For a brief moment last year, it seemed that Europe might reject authoritarian populism and Donald Trump-style nativism. In the months immediately following Trump’s election victory, his unpopularity in Europe seemed to hurt his global allies on the populist right. Marine Le Pen in France, Geert Wilders of the Dutch Freedom Party, and the nativist Vlaams Belang in Belgium all lost elections or fell in the polls.
Trump was so deeply unpopular in Europe that he seemed to damage the reputation of any nationalist comrades across associated with him. When analysts at Five Thirty Eight looked at polls across Europe last summer, they found a statistically significant drop in support for far-right populists following Trump’s victory. “Trump is making Europe liberal again”, Nate Silver, the editor of the website, declared.
A year later, the far-right is surging across Europe. Recent elections in Italy, Hungary, Austria, Poland, the Czech Republic and Slovakia have all been victories for authoritarian, far-right nativists. In Sweden, even the mainstream political parties seem to have read Donald Trump’s victory not as a warning, but as a sign that they ought to adapt to the times and learn from his success. Instead of trying to stave off the xenophobic and anti-democratic currents, they have gradually adopted the worldview and rhetoric of the populist far-right.
For most of this century, the political mainstream in Sweden wanted nothing to do with these ideas. Sweden’s former prime minister, Fredrik Reinfeldt, of the center-right Moderate Party, openly showed his contempt for the Sweden Democrats and said, in 2013, they have “brought hate into Swedish politics.”

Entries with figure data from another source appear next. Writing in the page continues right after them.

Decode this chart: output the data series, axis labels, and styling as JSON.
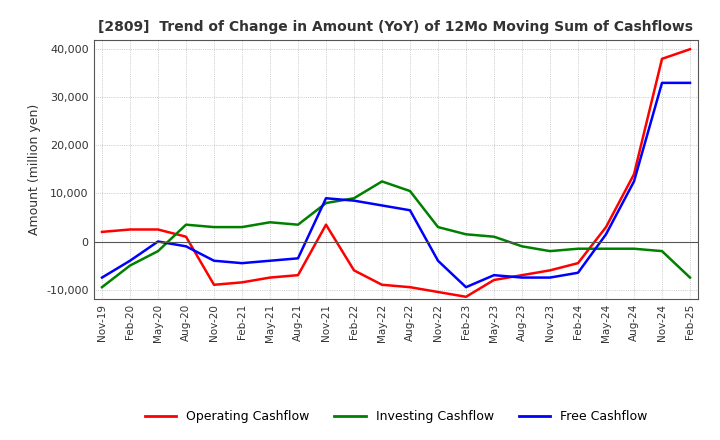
{
  "title": "[2809]  Trend of Change in Amount (YoY) of 12Mo Moving Sum of Cashflows",
  "ylabel": "Amount (million yen)",
  "ylim": [
    -12000,
    42000
  ],
  "yticks": [
    -10000,
    0,
    10000,
    20000,
    30000,
    40000
  ],
  "legend_labels": [
    "Operating Cashflow",
    "Investing Cashflow",
    "Free Cashflow"
  ],
  "legend_colors": [
    "#ff0000",
    "#008000",
    "#0000ff"
  ],
  "x_labels": [
    "Nov-19",
    "Feb-20",
    "May-20",
    "Aug-20",
    "Nov-20",
    "Feb-21",
    "May-21",
    "Aug-21",
    "Nov-21",
    "Feb-22",
    "May-22",
    "Aug-22",
    "Nov-22",
    "Feb-23",
    "May-23",
    "Aug-23",
    "Nov-23",
    "Feb-24",
    "May-24",
    "Aug-24",
    "Nov-24",
    "Feb-25"
  ],
  "operating": [
    2000,
    2500,
    2500,
    1000,
    -9000,
    -8500,
    -7500,
    -7000,
    3500,
    -6000,
    -9000,
    -9500,
    -10500,
    -11500,
    -8000,
    -7000,
    -6000,
    -4500,
    3000,
    14000,
    38000,
    40000
  ],
  "investing": [
    -9500,
    -5000,
    -2000,
    3500,
    3000,
    3000,
    4000,
    3500,
    8000,
    9000,
    12500,
    10500,
    3000,
    1500,
    1000,
    -1000,
    -2000,
    -1500,
    -1500,
    -1500,
    -2000,
    -7500
  ],
  "free": [
    -7500,
    -4000,
    0,
    -1000,
    -4000,
    -4500,
    -4000,
    -3500,
    9000,
    8500,
    7500,
    6500,
    -4000,
    -9500,
    -7000,
    -7500,
    -7500,
    -6500,
    1500,
    12500,
    33000,
    33000
  ],
  "grid_color": "#aaaaaa",
  "background_color": "#ffffff",
  "title_color": "#333333"
}
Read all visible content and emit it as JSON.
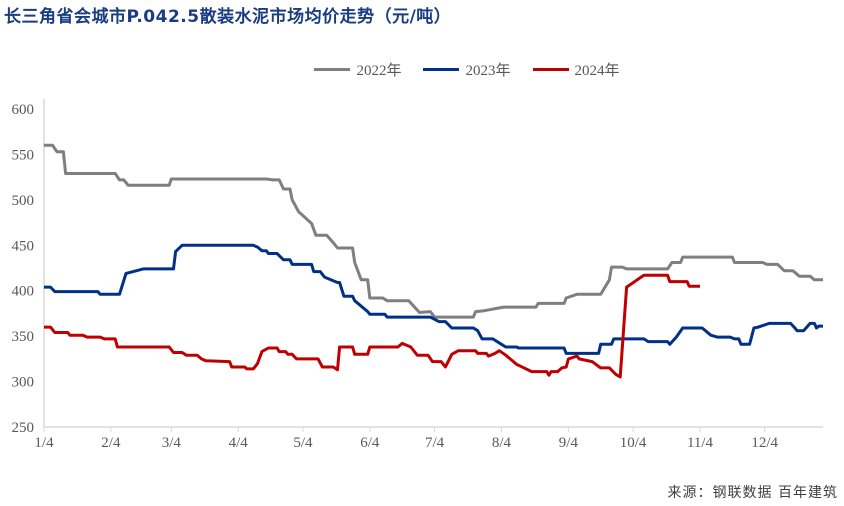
{
  "title": "长三角省会城市P.042.5散装水泥市场均价走势（元/吨）",
  "source": "来源：钢联数据 百年建筑",
  "chart_data": {
    "type": "line",
    "title": "长三角省会城市P.042.5散装水泥市场均价走势（元/吨）",
    "xlabel": "",
    "ylabel": "",
    "ylim": [
      250,
      600
    ],
    "yticks": [
      "250",
      "300",
      "350",
      "400",
      "450",
      "500",
      "550",
      "600"
    ],
    "xticks": [
      "1/4",
      "2/4",
      "3/4",
      "4/4",
      "5/4",
      "6/4",
      "7/4",
      "8/4",
      "9/4",
      "10/4",
      "11/4",
      "12/4"
    ],
    "xrange": [
      "1/4",
      "12/31"
    ],
    "grid": false,
    "legend": "top",
    "series": [
      {
        "name": "2022年",
        "color": "#7f7f7f",
        "points": [
          [
            "1/4",
            560
          ],
          [
            "1/8",
            560
          ],
          [
            "1/10",
            553
          ],
          [
            "1/13",
            553
          ],
          [
            "1/14",
            529
          ],
          [
            "2/6",
            529
          ],
          [
            "2/8",
            522
          ],
          [
            "2/10",
            522
          ],
          [
            "2/12",
            516
          ],
          [
            "3/3",
            516
          ],
          [
            "3/4",
            523
          ],
          [
            "4/17",
            523
          ],
          [
            "4/20",
            522
          ],
          [
            "4/23",
            522
          ],
          [
            "4/25",
            512
          ],
          [
            "4/28",
            512
          ],
          [
            "4/29",
            500
          ],
          [
            "5/2",
            487
          ],
          [
            "5/8",
            474
          ],
          [
            "5/10",
            461
          ],
          [
            "5/15",
            461
          ],
          [
            "5/18",
            453
          ],
          [
            "5/20",
            447
          ],
          [
            "5/27",
            447
          ],
          [
            "5/28",
            431
          ],
          [
            "5/31",
            412
          ],
          [
            "6/3",
            412
          ],
          [
            "6/4",
            392
          ],
          [
            "6/10",
            392
          ],
          [
            "6/12",
            389
          ],
          [
            "6/22",
            389
          ],
          [
            "6/27",
            376
          ],
          [
            "7/2",
            377
          ],
          [
            "7/4",
            371
          ],
          [
            "7/22",
            371
          ],
          [
            "7/23",
            377
          ],
          [
            "7/27",
            378
          ],
          [
            "8/5",
            382
          ],
          [
            "8/20",
            382
          ],
          [
            "8/21",
            386
          ],
          [
            "9/2",
            386
          ],
          [
            "9/3",
            392
          ],
          [
            "9/8",
            396
          ],
          [
            "9/19",
            396
          ],
          [
            "9/23",
            412
          ],
          [
            "9/24",
            426
          ],
          [
            "9/29",
            426
          ],
          [
            "10/1",
            424
          ],
          [
            "10/20",
            424
          ],
          [
            "10/22",
            431
          ],
          [
            "10/26",
            431
          ],
          [
            "10/27",
            437
          ],
          [
            "11/19",
            437
          ],
          [
            "11/20",
            431
          ],
          [
            "12/3",
            431
          ],
          [
            "12/5",
            429
          ],
          [
            "12/10",
            429
          ],
          [
            "12/13",
            422
          ],
          [
            "12/17",
            422
          ],
          [
            "12/20",
            416
          ],
          [
            "12/25",
            416
          ],
          [
            "12/27",
            412
          ],
          [
            "12/31",
            412
          ]
        ]
      },
      {
        "name": "2023年",
        "color": "#003087",
        "points": [
          [
            "1/4",
            404
          ],
          [
            "1/7",
            404
          ],
          [
            "1/9",
            399
          ],
          [
            "1/29",
            399
          ],
          [
            "1/30",
            396
          ],
          [
            "2/8",
            396
          ],
          [
            "2/11",
            419
          ],
          [
            "2/19",
            424
          ],
          [
            "3/5",
            424
          ],
          [
            "3/6",
            443
          ],
          [
            "3/9",
            450
          ],
          [
            "4/11",
            450
          ],
          [
            "4/13",
            448
          ],
          [
            "4/15",
            444
          ],
          [
            "4/17",
            444
          ],
          [
            "4/18",
            441
          ],
          [
            "4/22",
            441
          ],
          [
            "4/25",
            434
          ],
          [
            "4/28",
            434
          ],
          [
            "4/29",
            429
          ],
          [
            "5/8",
            429
          ],
          [
            "5/9",
            421
          ],
          [
            "5/12",
            421
          ],
          [
            "5/14",
            415
          ],
          [
            "5/20",
            409
          ],
          [
            "5/21",
            409
          ],
          [
            "5/23",
            394
          ],
          [
            "5/27",
            394
          ],
          [
            "5/28",
            389
          ],
          [
            "5/31",
            383
          ],
          [
            "6/3",
            377
          ],
          [
            "6/4",
            374
          ],
          [
            "6/11",
            374
          ],
          [
            "6/12",
            371
          ],
          [
            "7/2",
            371
          ],
          [
            "7/6",
            366
          ],
          [
            "7/9",
            366
          ],
          [
            "7/12",
            359
          ],
          [
            "7/22",
            359
          ],
          [
            "7/24",
            356
          ],
          [
            "7/26",
            347
          ],
          [
            "7/31",
            347
          ],
          [
            "8/4",
            341
          ],
          [
            "8/6",
            338
          ],
          [
            "8/11",
            338
          ],
          [
            "8/12",
            337
          ],
          [
            "9/2",
            337
          ],
          [
            "9/3",
            331
          ],
          [
            "9/18",
            331
          ],
          [
            "9/19",
            341
          ],
          [
            "9/24",
            341
          ],
          [
            "9/25",
            347
          ],
          [
            "10/9",
            347
          ],
          [
            "10/11",
            344
          ],
          [
            "10/20",
            344
          ],
          [
            "10/21",
            341
          ],
          [
            "10/24",
            349
          ],
          [
            "10/27",
            359
          ],
          [
            "11/5",
            359
          ],
          [
            "11/9",
            351
          ],
          [
            "11/12",
            349
          ],
          [
            "11/18",
            349
          ],
          [
            "11/20",
            347
          ],
          [
            "11/22",
            347
          ],
          [
            "11/23",
            341
          ],
          [
            "11/27",
            341
          ],
          [
            "11/29",
            359
          ],
          [
            "12/1",
            360
          ],
          [
            "12/6",
            364
          ],
          [
            "12/16",
            364
          ],
          [
            "12/18",
            359
          ],
          [
            "12/19",
            356
          ],
          [
            "12/22",
            356
          ],
          [
            "12/25",
            364
          ],
          [
            "12/27",
            364
          ],
          [
            "12/28",
            359
          ],
          [
            "12/29",
            361
          ],
          [
            "12/31",
            361
          ]
        ]
      },
      {
        "name": "2024年",
        "color": "#c00000",
        "points": [
          [
            "1/4",
            360
          ],
          [
            "1/7",
            360
          ],
          [
            "1/9",
            354
          ],
          [
            "1/15",
            354
          ],
          [
            "1/16",
            351
          ],
          [
            "1/22",
            351
          ],
          [
            "1/24",
            349
          ],
          [
            "1/30",
            349
          ],
          [
            "2/1",
            347
          ],
          [
            "2/6",
            347
          ],
          [
            "2/7",
            338
          ],
          [
            "3/3",
            338
          ],
          [
            "3/5",
            332
          ],
          [
            "3/9",
            332
          ],
          [
            "3/11",
            329
          ],
          [
            "3/16",
            329
          ],
          [
            "3/18",
            325
          ],
          [
            "3/20",
            323
          ],
          [
            "3/31",
            322
          ],
          [
            "4/1",
            316
          ],
          [
            "4/7",
            316
          ],
          [
            "4/8",
            314
          ],
          [
            "4/11",
            314
          ],
          [
            "4/13",
            320
          ],
          [
            "4/15",
            333
          ],
          [
            "4/18",
            337
          ],
          [
            "4/22",
            337
          ],
          [
            "4/23",
            333
          ],
          [
            "4/26",
            333
          ],
          [
            "4/27",
            330
          ],
          [
            "4/29",
            330
          ],
          [
            "5/1",
            325
          ],
          [
            "5/11",
            325
          ],
          [
            "5/13",
            316
          ],
          [
            "5/18",
            316
          ],
          [
            "5/20",
            313
          ],
          [
            "5/21",
            338
          ],
          [
            "5/27",
            338
          ],
          [
            "5/28",
            330
          ],
          [
            "6/3",
            330
          ],
          [
            "6/4",
            338
          ],
          [
            "6/17",
            338
          ],
          [
            "6/19",
            342
          ],
          [
            "6/23",
            338
          ],
          [
            "6/26",
            329
          ],
          [
            "7/1",
            329
          ],
          [
            "7/3",
            322
          ],
          [
            "7/7",
            322
          ],
          [
            "7/9",
            316
          ],
          [
            "7/12",
            330
          ],
          [
            "7/15",
            334
          ],
          [
            "7/23",
            334
          ],
          [
            "7/24",
            331
          ],
          [
            "7/28",
            331
          ],
          [
            "7/29",
            328
          ],
          [
            "8/1",
            331
          ],
          [
            "8/3",
            334
          ],
          [
            "8/6",
            329
          ],
          [
            "8/11",
            319
          ],
          [
            "8/18",
            311
          ],
          [
            "8/25",
            311
          ],
          [
            "8/26",
            307
          ],
          [
            "8/27",
            311
          ],
          [
            "8/30",
            311
          ],
          [
            "9/1",
            315
          ],
          [
            "9/3",
            316
          ],
          [
            "9/4",
            325
          ],
          [
            "9/8",
            328
          ],
          [
            "9/9",
            325
          ],
          [
            "9/15",
            322
          ],
          [
            "9/19",
            315
          ],
          [
            "9/23",
            315
          ],
          [
            "9/26",
            308
          ],
          [
            "9/28",
            305
          ],
          [
            "10/1",
            404
          ],
          [
            "10/9",
            417
          ],
          [
            "10/20",
            417
          ],
          [
            "10/21",
            410
          ],
          [
            "10/29",
            410
          ],
          [
            "10/30",
            405
          ],
          [
            "11/4",
            405
          ]
        ]
      }
    ]
  }
}
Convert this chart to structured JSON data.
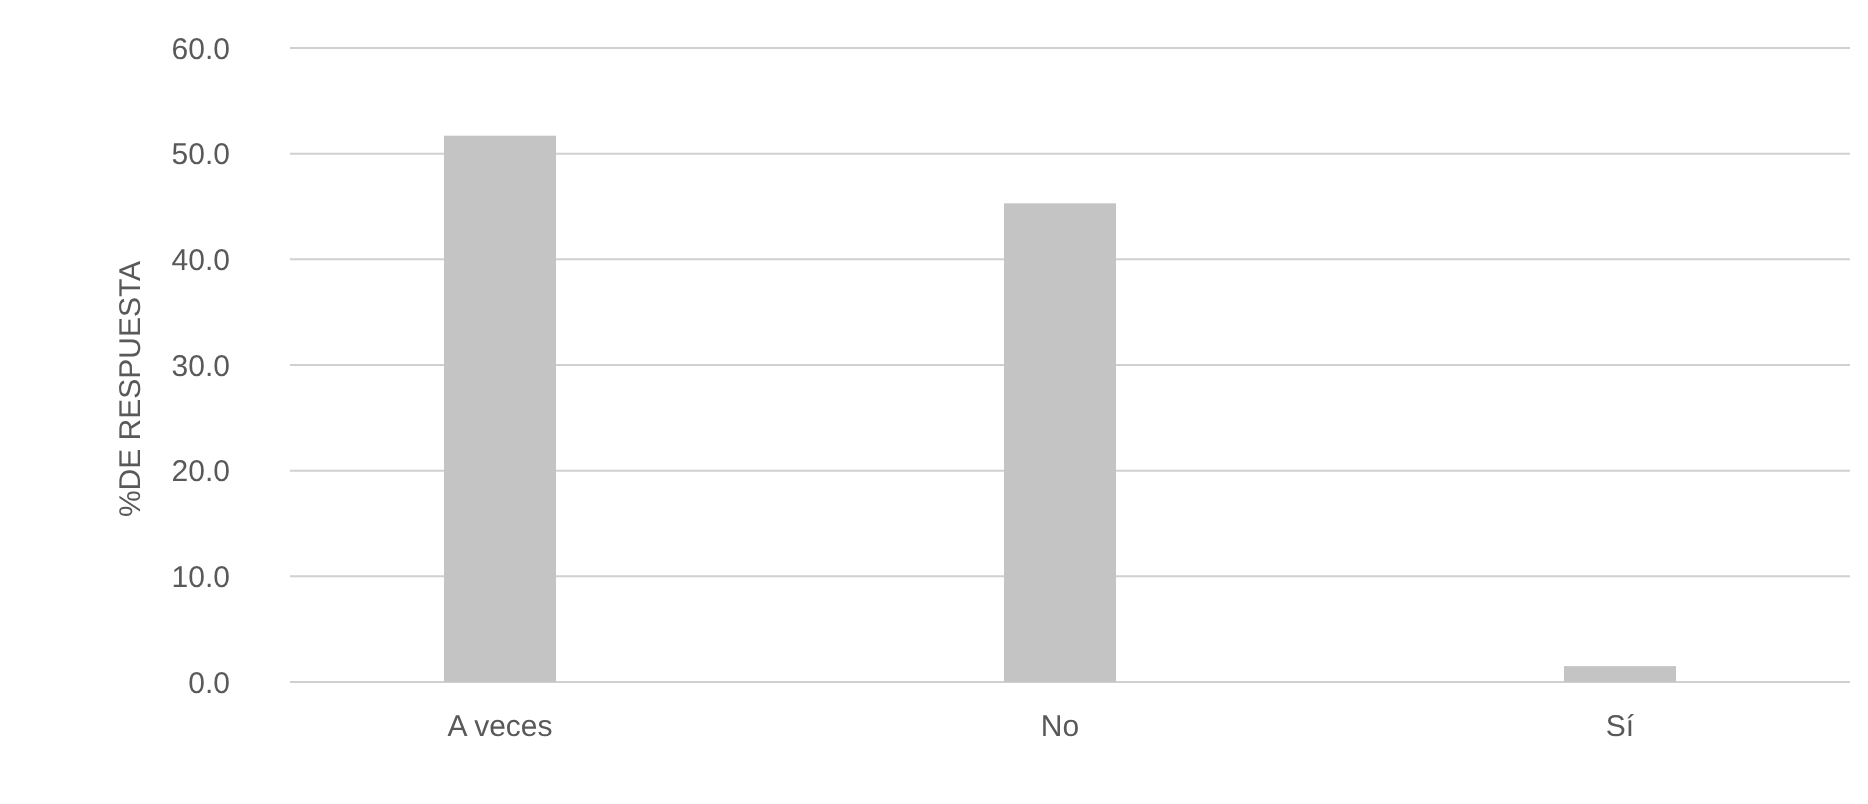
{
  "chart_data": {
    "type": "bar",
    "ylabel": "%DE RESPUESTA",
    "categories": [
      "A veces",
      "No",
      "Sí"
    ],
    "values": [
      51.7,
      45.3,
      1.5
    ],
    "color": "#c4c4c4",
    "ylim": [
      0,
      60
    ],
    "yticks": [
      {
        "value": 0,
        "label": "0.0"
      },
      {
        "value": 10,
        "label": "10.0"
      },
      {
        "value": 20,
        "label": "20.0"
      },
      {
        "value": 30,
        "label": "30.0"
      },
      {
        "value": 40,
        "label": "40.0"
      },
      {
        "value": 50,
        "label": "50.0"
      },
      {
        "value": 60,
        "label": "60.0"
      }
    ],
    "grid": "y"
  }
}
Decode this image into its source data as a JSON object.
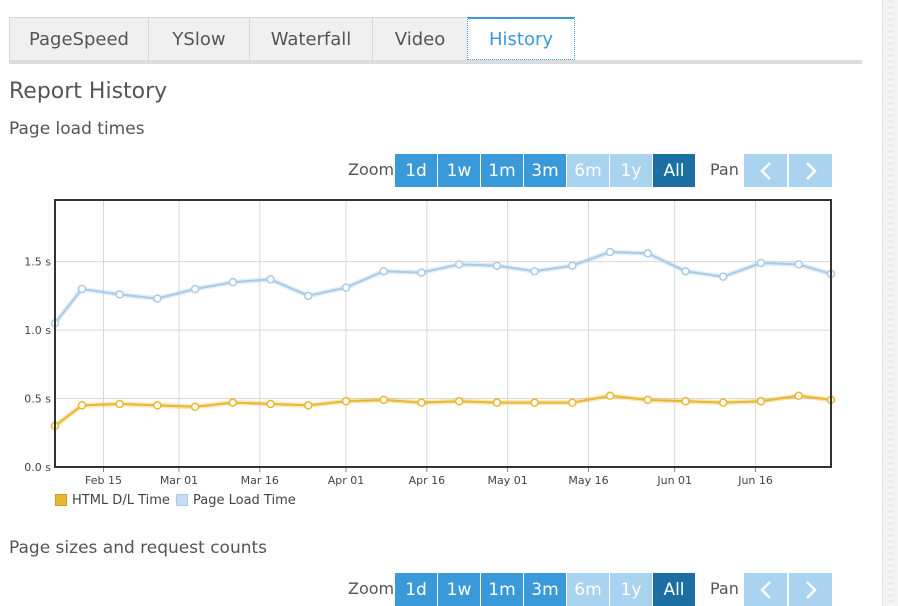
{
  "tabs": [
    {
      "label": "PageSpeed",
      "active": false
    },
    {
      "label": "YSlow",
      "active": false
    },
    {
      "label": "Waterfall",
      "active": false
    },
    {
      "label": "Video",
      "active": false
    },
    {
      "label": "History",
      "active": true
    }
  ],
  "page_title": "Report History",
  "section1": {
    "title": "Page load times",
    "zoom_label": "Zoom",
    "pan_label": "Pan",
    "zoom_options": [
      "1d",
      "1w",
      "1m",
      "3m",
      "6m",
      "1y",
      "All"
    ],
    "zoom_selected": "All",
    "zoom_disabled": [
      "6m",
      "1y"
    ]
  },
  "section2": {
    "title": "Page sizes and request counts",
    "zoom_label": "Zoom",
    "pan_label": "Pan",
    "zoom_options": [
      "1d",
      "1w",
      "1m",
      "3m",
      "6m",
      "1y",
      "All"
    ],
    "zoom_selected": "All",
    "zoom_disabled": [
      "6m",
      "1y"
    ]
  },
  "colors": {
    "accent": "#3a9ad9",
    "accent_selected": "#1b6fa3",
    "accent_disabled": "#a9d3ef",
    "html_series": "#e8b830",
    "page_series": "#a8cbe8"
  },
  "icons": {
    "pan_left": "chevron-left-icon",
    "pan_right": "chevron-right-icon"
  },
  "chart_data": {
    "type": "line",
    "x_type": "date",
    "x_ticks": [
      "Feb 15",
      "Mar 01",
      "Mar 16",
      "Apr 01",
      "Apr 16",
      "May 01",
      "May 16",
      "Jun 01",
      "Jun 16"
    ],
    "y_ticks": [
      "0.0 s",
      "0.5 s",
      "1.0 s",
      "1.5 s"
    ],
    "ylim": [
      0,
      1.95
    ],
    "xlim": [
      "2014-02-06",
      "2014-06-30"
    ],
    "grid": true,
    "legend_position": "bottom-left",
    "x": [
      "2014-02-06",
      "2014-02-11",
      "2014-02-18",
      "2014-02-25",
      "2014-03-04",
      "2014-03-11",
      "2014-03-18",
      "2014-03-25",
      "2014-04-01",
      "2014-04-08",
      "2014-04-15",
      "2014-04-22",
      "2014-04-29",
      "2014-05-06",
      "2014-05-13",
      "2014-05-20",
      "2014-05-27",
      "2014-06-03",
      "2014-06-10",
      "2014-06-17",
      "2014-06-24",
      "2014-06-30"
    ],
    "series": [
      {
        "name": "HTML D/L Time",
        "color": "#e8b830",
        "values": [
          0.3,
          0.45,
          0.46,
          0.45,
          0.44,
          0.47,
          0.46,
          0.45,
          0.48,
          0.49,
          0.47,
          0.48,
          0.47,
          0.47,
          0.47,
          0.52,
          0.49,
          0.48,
          0.47,
          0.48,
          0.52,
          0.49
        ]
      },
      {
        "name": "Page Load Time",
        "color": "#a8cbe8",
        "values": [
          1.05,
          1.3,
          1.26,
          1.23,
          1.3,
          1.35,
          1.37,
          1.25,
          1.31,
          1.43,
          1.42,
          1.48,
          1.47,
          1.43,
          1.47,
          1.57,
          1.56,
          1.43,
          1.39,
          1.49,
          1.48,
          1.41
        ]
      }
    ]
  }
}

This election has been quite different, with most major parties fighting desperately to win back the voters they have lost to the far-right, often by aping their rhetoric and worldview, focusing on crime, law and order, and cultural issues. Campaign ads from the Moderate party, the Social Democrats and the Christian Democrats have focused on banning Muslim calls to prayer, strengthening border controls and “keeping the country safe.”
It is hard to find examples anywhere in the world, where this tactic has worked out for traditional political parties. Cas Mudde, a political scientist at the University of Georgia, has showed that it is risky for mainstream political parties to imitate the rhetoric of the far-right in attempts to win back their voters. When the voters who are susceptible to xenophobic messages are presented with “xenophobia light” they just vote for the original, rather than the watered-down imitation, according to Mudde.
This seems to be happening in Sweden now.
“The political center is collapsing, and polarization is increasing,” says Hubinette. “The far-right is growing but so are the movements opposing them.”
The election might also be a shock to Sweden’s self-image as a welcoming country for immigrants.
“In studies where citizens are asked to share their views on immigration and racial issues, Sweden consistently ranks at the top of the most liberal and tolerant in the world,” says Hubinette. “But at the same time, we are one of the most segregated countries. When you actually look at people’s behavior, where they choose to live, who they spend time with, who they marry and have children with, we are a very segregated society. So we are not that special, but much more similar to other countries. There is a big gap in our perception of ourselves and our real life actions.”
There’s now a grim element of Schadenfreude among Sweden’s Scandinavian neighbors; Denmark, Norway and Finland.
“They have had to put up with being called racist by Swedes for a long time,” says Hubinette. And now Sweden will be the place with a huge party in parliament with Nazi roots.”